Systèmes d'aide aux personnes âgées
Dans l'Antiquité, il n'existait aucun système gouvernemental d'aide aux personnes âgées, de sorte que les réseaux de parenté étaient souvent la seule source de soins pour les personnes âgées. Les cultures grecque et romaine accordaient une grande importance à la piété filiale, l'obligation sociale et morale des enfants envers leurs parents. Conformément à ces valeurs, les adultes étaient censés s'occuper de leurs parents lorsqu'ils étaient âgés. Une personne honorable devait subvenir aux besoins fondamentaux de ses parents et leur offrir une compagnie sociale. La plupart des gens vivaient dans des ménages multigénérationnels, ce qui leur permettait de soutenir plus facilement leurs parents âgés.

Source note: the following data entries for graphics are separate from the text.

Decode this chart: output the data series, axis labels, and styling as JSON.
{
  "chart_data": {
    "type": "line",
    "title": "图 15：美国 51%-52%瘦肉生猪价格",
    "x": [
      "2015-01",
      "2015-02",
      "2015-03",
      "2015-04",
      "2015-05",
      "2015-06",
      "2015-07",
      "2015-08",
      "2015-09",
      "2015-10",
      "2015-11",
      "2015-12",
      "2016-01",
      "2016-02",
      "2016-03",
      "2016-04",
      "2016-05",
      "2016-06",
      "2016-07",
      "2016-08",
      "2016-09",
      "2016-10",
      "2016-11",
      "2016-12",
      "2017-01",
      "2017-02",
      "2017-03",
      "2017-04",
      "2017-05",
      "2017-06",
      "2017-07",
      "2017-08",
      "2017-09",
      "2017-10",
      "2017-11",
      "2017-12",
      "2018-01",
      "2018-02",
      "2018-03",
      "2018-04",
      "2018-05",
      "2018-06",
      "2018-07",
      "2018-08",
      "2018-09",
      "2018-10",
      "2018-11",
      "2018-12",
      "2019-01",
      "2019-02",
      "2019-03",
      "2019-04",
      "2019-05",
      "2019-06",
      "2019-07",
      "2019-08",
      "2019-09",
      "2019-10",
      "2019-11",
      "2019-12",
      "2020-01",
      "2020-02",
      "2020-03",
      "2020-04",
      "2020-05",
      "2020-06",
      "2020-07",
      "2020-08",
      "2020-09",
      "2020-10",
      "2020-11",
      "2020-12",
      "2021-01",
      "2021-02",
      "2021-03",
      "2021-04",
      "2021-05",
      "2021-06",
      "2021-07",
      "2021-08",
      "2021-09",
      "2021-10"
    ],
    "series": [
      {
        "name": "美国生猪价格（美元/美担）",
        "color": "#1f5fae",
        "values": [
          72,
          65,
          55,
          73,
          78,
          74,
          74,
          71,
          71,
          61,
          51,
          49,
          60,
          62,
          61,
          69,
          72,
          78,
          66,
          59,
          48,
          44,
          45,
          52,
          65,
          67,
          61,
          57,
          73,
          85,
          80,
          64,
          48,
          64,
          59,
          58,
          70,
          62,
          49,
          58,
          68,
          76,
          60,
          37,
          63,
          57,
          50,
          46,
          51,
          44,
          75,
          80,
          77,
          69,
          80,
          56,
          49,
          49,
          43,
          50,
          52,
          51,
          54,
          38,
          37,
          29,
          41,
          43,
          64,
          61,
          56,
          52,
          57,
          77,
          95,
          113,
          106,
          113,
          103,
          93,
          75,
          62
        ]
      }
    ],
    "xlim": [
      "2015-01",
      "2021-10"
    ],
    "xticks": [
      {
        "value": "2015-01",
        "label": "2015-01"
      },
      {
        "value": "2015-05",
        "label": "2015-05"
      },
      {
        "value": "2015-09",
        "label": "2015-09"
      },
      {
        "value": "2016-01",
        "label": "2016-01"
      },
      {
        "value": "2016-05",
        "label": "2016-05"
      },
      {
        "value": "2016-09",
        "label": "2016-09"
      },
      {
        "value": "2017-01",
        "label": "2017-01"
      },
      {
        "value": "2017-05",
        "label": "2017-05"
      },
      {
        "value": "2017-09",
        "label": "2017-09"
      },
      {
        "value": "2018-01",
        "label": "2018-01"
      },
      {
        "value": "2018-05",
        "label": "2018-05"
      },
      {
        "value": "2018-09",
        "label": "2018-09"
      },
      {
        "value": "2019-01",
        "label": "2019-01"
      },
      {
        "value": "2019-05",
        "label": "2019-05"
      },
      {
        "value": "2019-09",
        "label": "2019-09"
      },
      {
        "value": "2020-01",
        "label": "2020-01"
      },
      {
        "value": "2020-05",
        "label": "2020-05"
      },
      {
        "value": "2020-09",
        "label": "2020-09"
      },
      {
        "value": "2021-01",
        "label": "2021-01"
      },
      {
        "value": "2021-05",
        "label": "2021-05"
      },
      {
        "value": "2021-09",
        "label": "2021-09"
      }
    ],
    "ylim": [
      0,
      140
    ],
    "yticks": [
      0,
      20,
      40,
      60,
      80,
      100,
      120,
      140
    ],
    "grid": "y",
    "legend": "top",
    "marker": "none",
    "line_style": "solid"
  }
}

Il était extrêmement honteux de négliger ses parents âgés et, dans certaines sociétés, les parents pouvaient intenter une action en justice contre leurs enfants ou leurs héritiers s'ils ne s'occupaient pas correctement d'eux.
Un juge compétent ordonnera que votre fils subvienne à vos besoins, si ses moyens lui permettent de vous nourrir.
(Code de Justinien, 5.25.2)
Les parents cherchaient généralement à améliorer les perspectives économiques de leurs enfants en leur donnant une éducation ou en leur assurant un mariage avantageux. Il était également courant que les parents lèguent des biens à leurs héritiers de leur vivant, afin de les aider à payer leurs soins. Les familles aristocratiques pouvaient plus facilement s'occuper de leurs parents âgés ou handicapés avec l'aide de serviteurs, ce qui améliorait la qualité de vie de tous les membres de la famille.
Une personne qui n'avait pas d'enfants ou de petits-enfants pouvait toujours compter sur son conjoint pour l'aider. Les esclaves affranchis avaient également la responsabilité de soutenir leurs anciens maîtres dans leur vieillesse. Ces obligations sociales qui se chevauchaient signifiaient que la plupart des gens bénéficiaient d'une certaine forme d'assistance lorsqu'ils avançaient dans la vie.